11
Я не знаю, можно ли назвать Сахару самой сухой пустыней этой планеты, но я точно знаю, что в моем рту влаги сейчас еще меньше. Если вам когда-нибудь случалось не пить шесть, вернее, семь дней подряд, вы поймете, о чем я говорю. Если же нет, то рассказывать бесполезно. По моему языку катятся миллионы маленьких острых песчинок. Они скатываются в горло, царапая все на своем пути. Мои губы потрескались, и даже хорошо, что я не могу ими пошевелить. Я боюсь и подумать о том, что случилось бы с ними при малейшем движении.

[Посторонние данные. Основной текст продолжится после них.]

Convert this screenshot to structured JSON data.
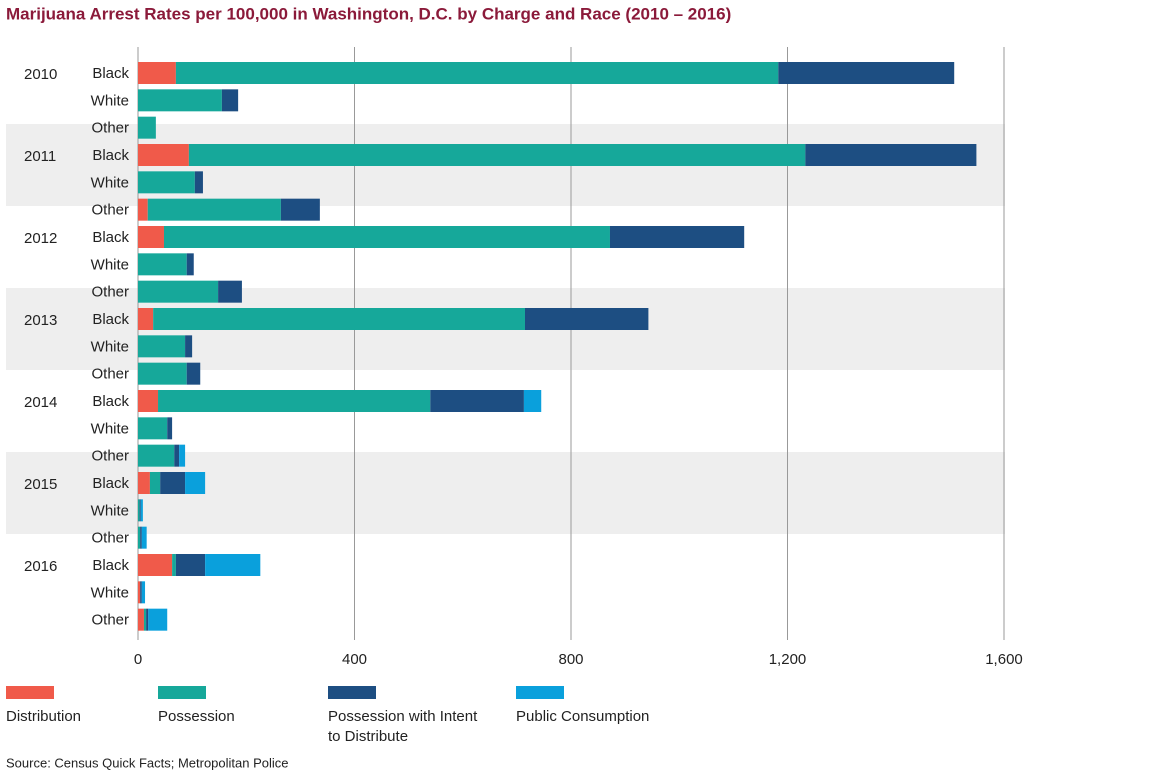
{
  "chart_data": {
    "type": "stacked-bar-horizontal",
    "title": "Marijuana Arrest Rates per 100,000 in Washington, D.C. by Charge and Race (2010 – 2016)",
    "groups": [
      "2010",
      "2011",
      "2012",
      "2013",
      "2014",
      "2015",
      "2016"
    ],
    "categories": [
      "Black",
      "White",
      "Other",
      "Black",
      "White",
      "Other",
      "Black",
      "White",
      "Other",
      "Black",
      "White",
      "Other",
      "Black",
      "White",
      "Other",
      "Black",
      "White",
      "Other",
      "Black",
      "White",
      "Other"
    ],
    "series": [
      {
        "name": "Distribution",
        "color": "#f05a4a",
        "values": [
          70,
          0,
          0,
          94,
          0,
          18,
          48,
          0,
          0,
          28,
          0,
          0,
          37,
          0,
          0,
          22,
          0,
          0,
          63,
          4,
          11
        ]
      },
      {
        "name": "Possession",
        "color": "#16a89a",
        "values": [
          1113,
          155,
          33,
          1139,
          105,
          246,
          824,
          90,
          148,
          687,
          87,
          90,
          503,
          54,
          67,
          19,
          3,
          4,
          7,
          0,
          4
        ]
      },
      {
        "name": "Possession with Intent to Distribute",
        "color": "#1d4e82",
        "values": [
          325,
          30,
          0,
          316,
          15,
          72,
          248,
          13,
          44,
          228,
          13,
          25,
          173,
          9,
          9,
          46,
          2,
          3,
          54,
          3,
          4
        ]
      },
      {
        "name": "Public Consumption",
        "color": "#0aa0dc",
        "values": [
          0,
          0,
          0,
          0,
          0,
          0,
          0,
          0,
          0,
          0,
          0,
          0,
          32,
          0,
          11,
          37,
          4,
          9,
          102,
          6,
          35
        ]
      }
    ],
    "xlim": [
      0,
      1600
    ],
    "xticks": [
      0,
      400,
      800,
      {
        "value": 1200,
        "label": "1,200"
      },
      {
        "value": 1600,
        "label": "1,600"
      }
    ],
    "grid": true,
    "source": "Source: Census Quick Facts; Metropolitan Police"
  }
}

Вокруг меня совершенно темно и тихо, и я даже не знаю, какое сейчас время суток. Может оказаться, что ночь, а мама (или папа?) спит рядом со мной на старой кривой раскладушке. А может быть, сейчас день, и тогда все ушли обедать, оставив меня одну. А может, им просто надоело ждать. Бывает же такое — просидев у постели тяжело больной дочери несколько дней, они убедились в том, что два-три часа не играют никакой роли, и вышли прогуляться. Ведь не должны же они всю свою жизнь провести в больнице только из-за того, что чья-то большая любовь сгорела вместе с маленькой квартирой в доме без лифта?
Если бы мои глаза не были такими сухими, я бы расплакалась в три ручья. Мне остается лежать здесь в полной тишине и темноте… Хотя подождите… Что это было? Еле слышный звук, который издает джинсовая материя, когда кладешь одну ногу на другую… Опять подозрительный тип?
— Интересно, — говорит он, — ты меня слышишь?
Конечно, недоумок! Если тебе ничего не отвечают, это еще не значит, что тебя не слышат!
— Ты хоть что-нибудь чувствуешь?
Еще бы! И я бы с удовольствием тебе рассказала об этом, если бы ты придвинул свое большое ухо поближе.
— Я все думаю, каково это — лежать несколько дней без сознания?
Ничего интересного, приятель. Просто порадуйся, что с тобой ничего подобного пока не случилось, и иди домой. К своим вкусным обедам, в свою теплую постельку, к своим бутылкам, графинам, прозрачным бокалам с водой… Ко всему тому, что больше не имеет ко мне самой никакого отношения. Я бы и сама с удовольствием ушла отсюда, если бы была уверена, что у меня есть ноги.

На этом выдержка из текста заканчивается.